Travel Republic Limited is an online travel agency founded in the United Kingdom and launched in 2003. Travel Republic is owned by the air services provider, dnata World Travel, which is a part of the Emirates Group.

===History===
Travel Republic was founded in 2003 by university students Chris Waite, Paul Furner, Kane Pirie and travel agent Peter Furner. They desired to create a website where customers could book accommodation, flights, car transfers and airport parking in one place. The company specialises in enabling users to build their own holiday experience by combining different elements from the Travel Republic site.

Travel Republic is a travel search website acting as an agent only.
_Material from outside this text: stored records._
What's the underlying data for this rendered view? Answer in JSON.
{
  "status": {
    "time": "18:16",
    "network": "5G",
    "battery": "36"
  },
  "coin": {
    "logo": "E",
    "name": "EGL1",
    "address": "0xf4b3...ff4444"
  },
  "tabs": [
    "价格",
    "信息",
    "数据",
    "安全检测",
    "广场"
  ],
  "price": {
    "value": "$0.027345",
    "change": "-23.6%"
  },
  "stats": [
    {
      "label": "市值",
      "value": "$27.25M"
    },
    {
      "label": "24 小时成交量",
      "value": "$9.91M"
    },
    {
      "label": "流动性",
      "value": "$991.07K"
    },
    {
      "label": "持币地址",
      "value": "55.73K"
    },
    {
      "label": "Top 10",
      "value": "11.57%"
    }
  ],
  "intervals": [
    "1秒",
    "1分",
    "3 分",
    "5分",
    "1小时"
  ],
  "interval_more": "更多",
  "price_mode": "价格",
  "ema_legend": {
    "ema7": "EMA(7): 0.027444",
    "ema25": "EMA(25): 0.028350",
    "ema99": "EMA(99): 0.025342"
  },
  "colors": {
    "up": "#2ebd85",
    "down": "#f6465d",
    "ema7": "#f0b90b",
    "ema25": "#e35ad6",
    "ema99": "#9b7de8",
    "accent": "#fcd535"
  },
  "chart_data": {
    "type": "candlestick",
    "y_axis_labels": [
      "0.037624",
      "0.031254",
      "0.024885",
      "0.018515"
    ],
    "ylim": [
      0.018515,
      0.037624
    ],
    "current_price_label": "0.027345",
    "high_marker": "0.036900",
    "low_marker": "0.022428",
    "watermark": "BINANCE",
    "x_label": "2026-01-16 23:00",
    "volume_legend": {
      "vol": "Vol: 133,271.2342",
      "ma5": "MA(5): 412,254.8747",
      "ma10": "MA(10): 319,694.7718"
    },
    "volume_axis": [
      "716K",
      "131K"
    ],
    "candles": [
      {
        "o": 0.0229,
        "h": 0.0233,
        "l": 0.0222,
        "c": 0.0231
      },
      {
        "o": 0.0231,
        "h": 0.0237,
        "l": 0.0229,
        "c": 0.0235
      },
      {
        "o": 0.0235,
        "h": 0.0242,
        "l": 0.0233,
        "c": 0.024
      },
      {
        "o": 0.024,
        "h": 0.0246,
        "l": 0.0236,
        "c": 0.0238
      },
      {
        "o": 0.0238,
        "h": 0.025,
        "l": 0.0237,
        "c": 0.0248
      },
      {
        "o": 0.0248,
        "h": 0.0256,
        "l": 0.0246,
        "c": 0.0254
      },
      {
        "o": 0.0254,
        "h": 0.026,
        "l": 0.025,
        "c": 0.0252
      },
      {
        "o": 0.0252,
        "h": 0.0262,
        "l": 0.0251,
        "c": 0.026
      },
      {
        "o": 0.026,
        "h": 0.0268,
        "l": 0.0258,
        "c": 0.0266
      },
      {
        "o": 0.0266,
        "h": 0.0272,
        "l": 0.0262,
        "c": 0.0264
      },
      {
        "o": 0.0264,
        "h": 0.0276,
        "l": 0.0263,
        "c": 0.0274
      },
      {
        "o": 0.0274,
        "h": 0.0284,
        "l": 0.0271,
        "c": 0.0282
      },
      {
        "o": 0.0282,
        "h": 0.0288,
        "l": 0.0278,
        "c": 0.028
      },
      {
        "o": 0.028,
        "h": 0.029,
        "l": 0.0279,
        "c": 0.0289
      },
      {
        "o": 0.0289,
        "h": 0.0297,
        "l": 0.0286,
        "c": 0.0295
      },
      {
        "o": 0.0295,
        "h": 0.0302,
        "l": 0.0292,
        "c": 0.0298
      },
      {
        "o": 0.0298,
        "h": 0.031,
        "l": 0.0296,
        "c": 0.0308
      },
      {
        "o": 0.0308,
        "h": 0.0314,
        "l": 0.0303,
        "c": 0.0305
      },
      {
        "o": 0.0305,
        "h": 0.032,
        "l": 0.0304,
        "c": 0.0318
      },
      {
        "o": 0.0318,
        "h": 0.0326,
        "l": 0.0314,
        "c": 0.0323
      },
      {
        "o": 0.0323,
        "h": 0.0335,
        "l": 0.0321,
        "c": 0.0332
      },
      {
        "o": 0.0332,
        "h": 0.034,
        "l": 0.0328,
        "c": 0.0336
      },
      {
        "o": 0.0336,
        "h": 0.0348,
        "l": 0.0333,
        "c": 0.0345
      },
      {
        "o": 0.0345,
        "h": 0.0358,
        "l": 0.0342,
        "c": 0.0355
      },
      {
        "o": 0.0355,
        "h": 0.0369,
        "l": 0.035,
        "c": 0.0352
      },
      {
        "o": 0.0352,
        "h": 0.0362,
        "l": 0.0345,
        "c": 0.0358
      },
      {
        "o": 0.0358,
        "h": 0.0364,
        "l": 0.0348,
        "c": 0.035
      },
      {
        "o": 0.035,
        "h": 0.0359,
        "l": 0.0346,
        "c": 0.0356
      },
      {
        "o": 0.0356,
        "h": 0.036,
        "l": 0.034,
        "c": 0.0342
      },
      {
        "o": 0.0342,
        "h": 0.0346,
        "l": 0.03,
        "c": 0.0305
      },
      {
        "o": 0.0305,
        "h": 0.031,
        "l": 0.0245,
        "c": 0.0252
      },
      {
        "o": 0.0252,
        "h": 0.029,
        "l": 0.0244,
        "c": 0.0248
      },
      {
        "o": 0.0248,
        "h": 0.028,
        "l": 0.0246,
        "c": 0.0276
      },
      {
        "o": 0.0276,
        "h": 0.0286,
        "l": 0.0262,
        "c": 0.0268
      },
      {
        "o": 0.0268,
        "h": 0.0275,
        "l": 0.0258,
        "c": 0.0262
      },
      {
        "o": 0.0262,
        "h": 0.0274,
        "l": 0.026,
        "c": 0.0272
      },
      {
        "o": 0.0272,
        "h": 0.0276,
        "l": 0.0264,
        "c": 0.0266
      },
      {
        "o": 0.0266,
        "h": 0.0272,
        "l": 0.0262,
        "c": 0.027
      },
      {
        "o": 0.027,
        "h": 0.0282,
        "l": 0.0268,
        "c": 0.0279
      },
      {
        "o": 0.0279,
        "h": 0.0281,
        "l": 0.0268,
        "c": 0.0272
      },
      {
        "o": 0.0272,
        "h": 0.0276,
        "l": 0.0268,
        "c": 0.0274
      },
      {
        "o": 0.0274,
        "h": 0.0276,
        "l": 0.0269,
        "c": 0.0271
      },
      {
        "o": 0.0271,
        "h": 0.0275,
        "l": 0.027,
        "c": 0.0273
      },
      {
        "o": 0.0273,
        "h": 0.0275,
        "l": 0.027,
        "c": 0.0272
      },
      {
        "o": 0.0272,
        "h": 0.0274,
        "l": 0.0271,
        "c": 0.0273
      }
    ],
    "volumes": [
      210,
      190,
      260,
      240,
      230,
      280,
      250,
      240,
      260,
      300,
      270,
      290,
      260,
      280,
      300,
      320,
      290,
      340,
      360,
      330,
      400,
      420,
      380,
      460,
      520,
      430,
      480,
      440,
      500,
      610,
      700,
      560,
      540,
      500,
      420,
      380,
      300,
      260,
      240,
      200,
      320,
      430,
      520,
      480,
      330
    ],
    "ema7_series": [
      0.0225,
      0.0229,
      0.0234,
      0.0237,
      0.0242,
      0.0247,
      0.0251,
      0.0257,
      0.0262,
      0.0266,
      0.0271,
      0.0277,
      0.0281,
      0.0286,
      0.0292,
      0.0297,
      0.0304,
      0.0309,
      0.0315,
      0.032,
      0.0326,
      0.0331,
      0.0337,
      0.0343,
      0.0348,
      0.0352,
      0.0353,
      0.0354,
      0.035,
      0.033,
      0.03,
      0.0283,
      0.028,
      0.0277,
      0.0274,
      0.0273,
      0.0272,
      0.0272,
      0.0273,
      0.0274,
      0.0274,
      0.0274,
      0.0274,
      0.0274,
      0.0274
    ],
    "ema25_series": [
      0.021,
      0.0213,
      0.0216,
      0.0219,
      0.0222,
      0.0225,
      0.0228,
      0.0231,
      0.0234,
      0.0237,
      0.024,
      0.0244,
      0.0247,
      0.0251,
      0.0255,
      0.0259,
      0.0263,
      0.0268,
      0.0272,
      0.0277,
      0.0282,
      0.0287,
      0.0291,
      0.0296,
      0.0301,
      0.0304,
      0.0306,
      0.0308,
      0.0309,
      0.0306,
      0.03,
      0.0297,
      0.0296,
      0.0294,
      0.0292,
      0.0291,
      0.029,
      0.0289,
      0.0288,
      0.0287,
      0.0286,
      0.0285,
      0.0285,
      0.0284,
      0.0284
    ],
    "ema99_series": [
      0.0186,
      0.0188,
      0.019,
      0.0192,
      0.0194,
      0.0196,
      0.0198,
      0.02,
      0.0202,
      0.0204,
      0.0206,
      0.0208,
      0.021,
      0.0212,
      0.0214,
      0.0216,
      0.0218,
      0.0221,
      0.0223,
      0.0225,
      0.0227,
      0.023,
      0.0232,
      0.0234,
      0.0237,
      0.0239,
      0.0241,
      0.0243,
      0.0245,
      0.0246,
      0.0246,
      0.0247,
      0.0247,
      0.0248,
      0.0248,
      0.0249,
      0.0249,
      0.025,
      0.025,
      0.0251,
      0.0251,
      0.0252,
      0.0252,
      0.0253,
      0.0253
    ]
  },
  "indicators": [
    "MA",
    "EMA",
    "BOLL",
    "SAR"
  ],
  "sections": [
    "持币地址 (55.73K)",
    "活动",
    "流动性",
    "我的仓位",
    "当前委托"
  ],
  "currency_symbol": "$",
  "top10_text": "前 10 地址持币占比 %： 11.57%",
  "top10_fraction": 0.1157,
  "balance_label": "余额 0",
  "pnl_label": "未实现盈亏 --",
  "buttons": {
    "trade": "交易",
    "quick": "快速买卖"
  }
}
The company is a member of ABTA and holds an ATOL License.

In January 2007, the company moved to its current headquarters in Kingston upon Thames, Surrey. In the same year the company had an annual sales growth of 284.2% and topped the charts of The Sunday Times Virgin Atlantic Fast Track 100.

In December 2011 the company was bought by Dnata World Travel which is a subsidiary of the Emirates Group, based in Dubai.
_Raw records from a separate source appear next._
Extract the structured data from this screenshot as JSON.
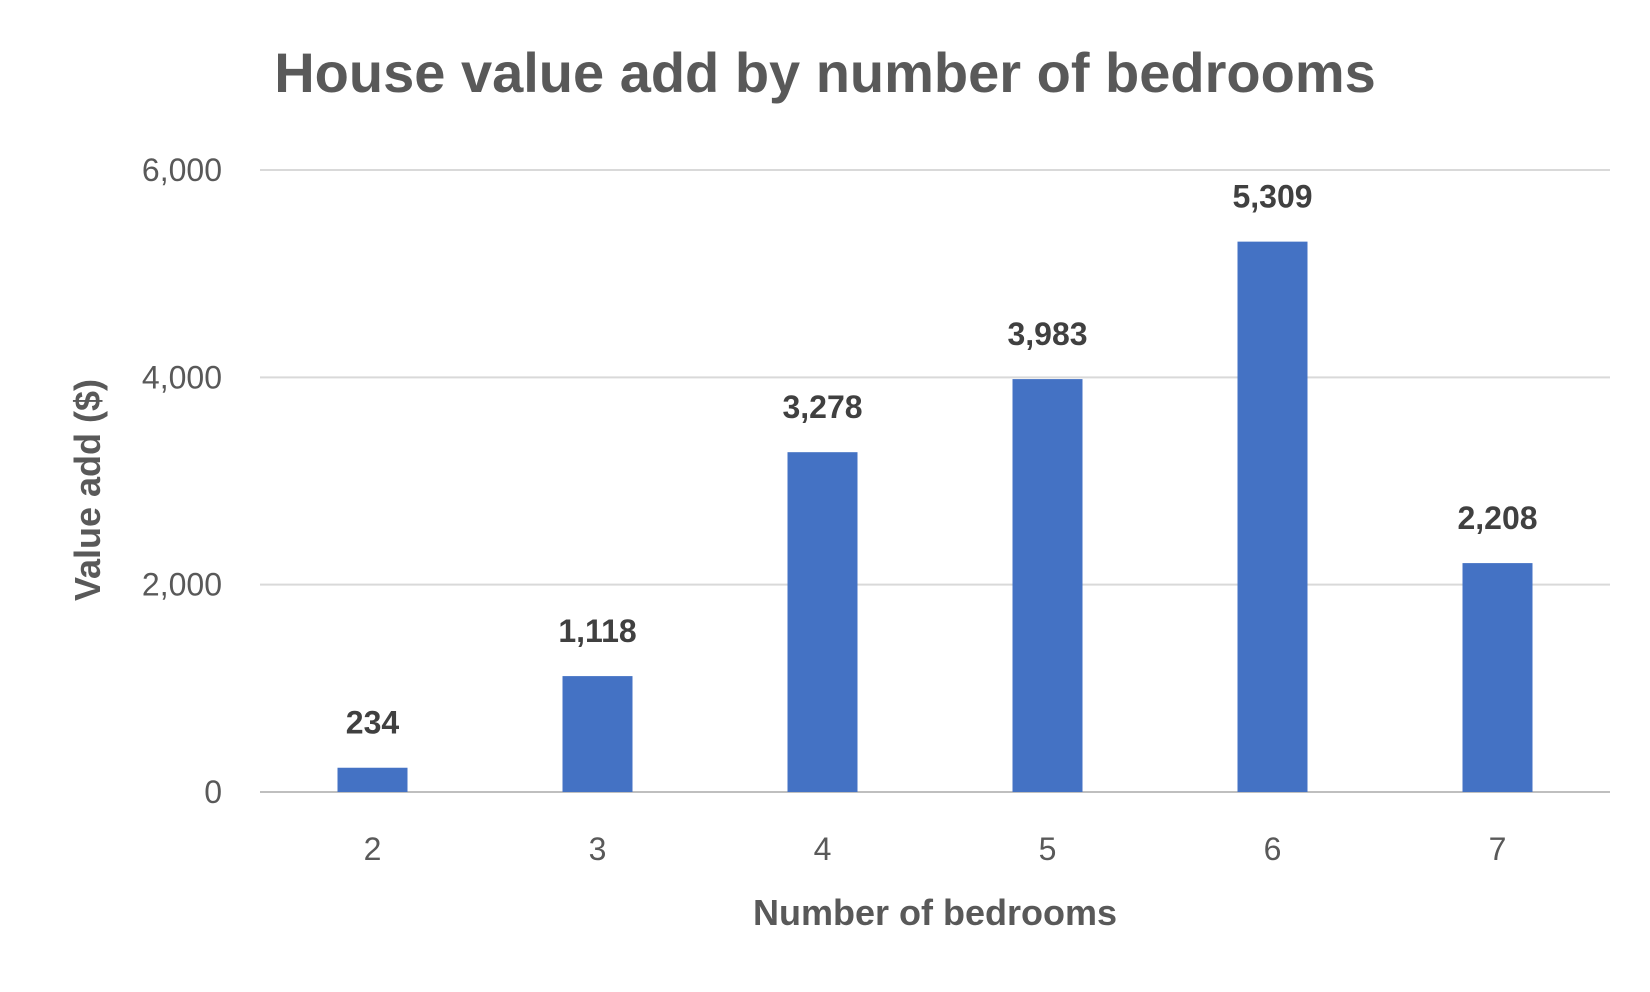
{
  "chart_data": {
    "type": "bar",
    "title": "House value add by number of bedrooms",
    "xlabel": "Number of bedrooms",
    "ylabel": "Value add ($)",
    "categories": [
      "2",
      "3",
      "4",
      "5",
      "6",
      "7"
    ],
    "values": [
      234,
      1118,
      3278,
      3983,
      5309,
      2208
    ],
    "data_labels": [
      "234",
      "1,118",
      "3,278",
      "3,983",
      "5,309",
      "2,208"
    ],
    "ylim": [
      0,
      6000
    ],
    "yticks": [
      0,
      2000,
      4000,
      6000
    ],
    "ytick_labels": [
      "0",
      "2,000",
      "4,000",
      "6,000"
    ],
    "grid": true,
    "legend": "none",
    "colors": {
      "bar": "#4472C4",
      "text": "#595959",
      "grid": "#D9D9D9"
    }
  }
}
In December 2015 Travel Republic launched a cruise service in partnership with Imagine Cruising.

In July 2018 Dnata appointed Frank Rejwan (formerly of Abercrombie & Kent, Quintessentially and Ickenham Travel Group) as Managing Director for Travel Republic.

=== Operations and technology ===
In January 2012, Travel Republic first introduced its mobile website, before expanding into mobile app on IOS in 2014. In 2015 the Android version of the app was launched.
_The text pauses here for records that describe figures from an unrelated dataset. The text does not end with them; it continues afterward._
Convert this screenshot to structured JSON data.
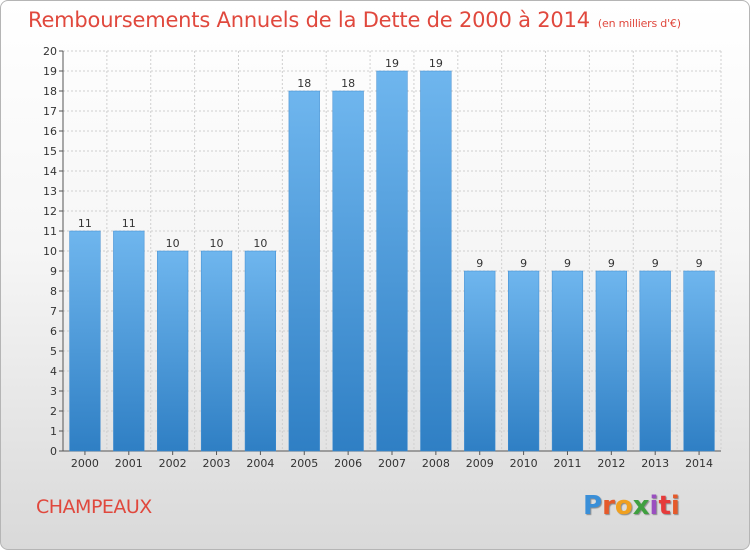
{
  "title": "Remboursements Annuels de la Dette de 2000 à 2014",
  "unit": "(en milliers d'€)",
  "commune": "CHAMPEAUX",
  "logo": {
    "name": "Proxiti",
    "colors": [
      "#3a8fd8",
      "#e55a2b",
      "#f0a020",
      "#3fa03f",
      "#9a4fc0",
      "#e63b3b"
    ]
  },
  "colors": {
    "bar": "#4d9fde",
    "bar_top": "#6fb6ee",
    "bar_bottom": "#2f7fc4",
    "title": "#e0483d",
    "grid": "#cfcfcf"
  },
  "chart_data": {
    "type": "bar",
    "categories": [
      "2000",
      "2001",
      "2002",
      "2003",
      "2004",
      "2005",
      "2006",
      "2007",
      "2008",
      "2009",
      "2010",
      "2011",
      "2012",
      "2013",
      "2014"
    ],
    "values": [
      11,
      11,
      10,
      10,
      10,
      18,
      18,
      19,
      19,
      9,
      9,
      9,
      9,
      9,
      9
    ],
    "title": "Remboursements Annuels de la Dette de 2000 à 2014",
    "xlabel": "",
    "ylabel": "",
    "ylim": [
      0,
      20
    ],
    "yticks": [
      0,
      1,
      2,
      3,
      4,
      5,
      6,
      7,
      8,
      9,
      10,
      11,
      12,
      13,
      14,
      15,
      16,
      17,
      18,
      19,
      20
    ],
    "grid": true,
    "data_labels": true
  }
}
The company aired its first YouTube ad on 17 January 2011. Their first television campaign 'The Last Click' aired in June 2014. With its success, Travel Republic continued to launch TV advertising campaigns. 'Welcome to the Travel Republic' was launched in January 2016 before the latest campaign aired in December 2016 across UK and Ireland. The campaign highlighted Travel Republic's slogan, 'Yours for the making'.

===Controversy===
In a case brought by the Civil Aviation Authority (CAA), Travel Republic was accused of breaching ATOL regulations by selling unlicensed package holidays. Judge Nicholas Evans delivered the not-guilty verdict at Westminster Magistrates' Court on 10 November 2009. In his judgement, Evans said the prosecution had failed to prove that Travel Republic did anything other than "sell components of holidays separately, but at the same time".

=== Sale to Destinia ===
On 20 January 2026, the Travel Republic brand was sold by dnata Travel Group to the Spanish online travel agency Destinia Travel Group. The acquisition formed part of Destinia’s strategy to expand into the UK travel market and included both the Travel Republic and Netflights consumer brands.

The sale followed a strategic review by dnata, which had announced plans to wind down the two UK-based brands. Destinia stated that it intended to continue operating Travel Republic under its existing brand identity, integrating it into Destinia’s technology and operational platform while maintaining continuity for customers. The acquisition provided Destinia with an established presence in the UK online travel sector as part of its wider international expansion strategy.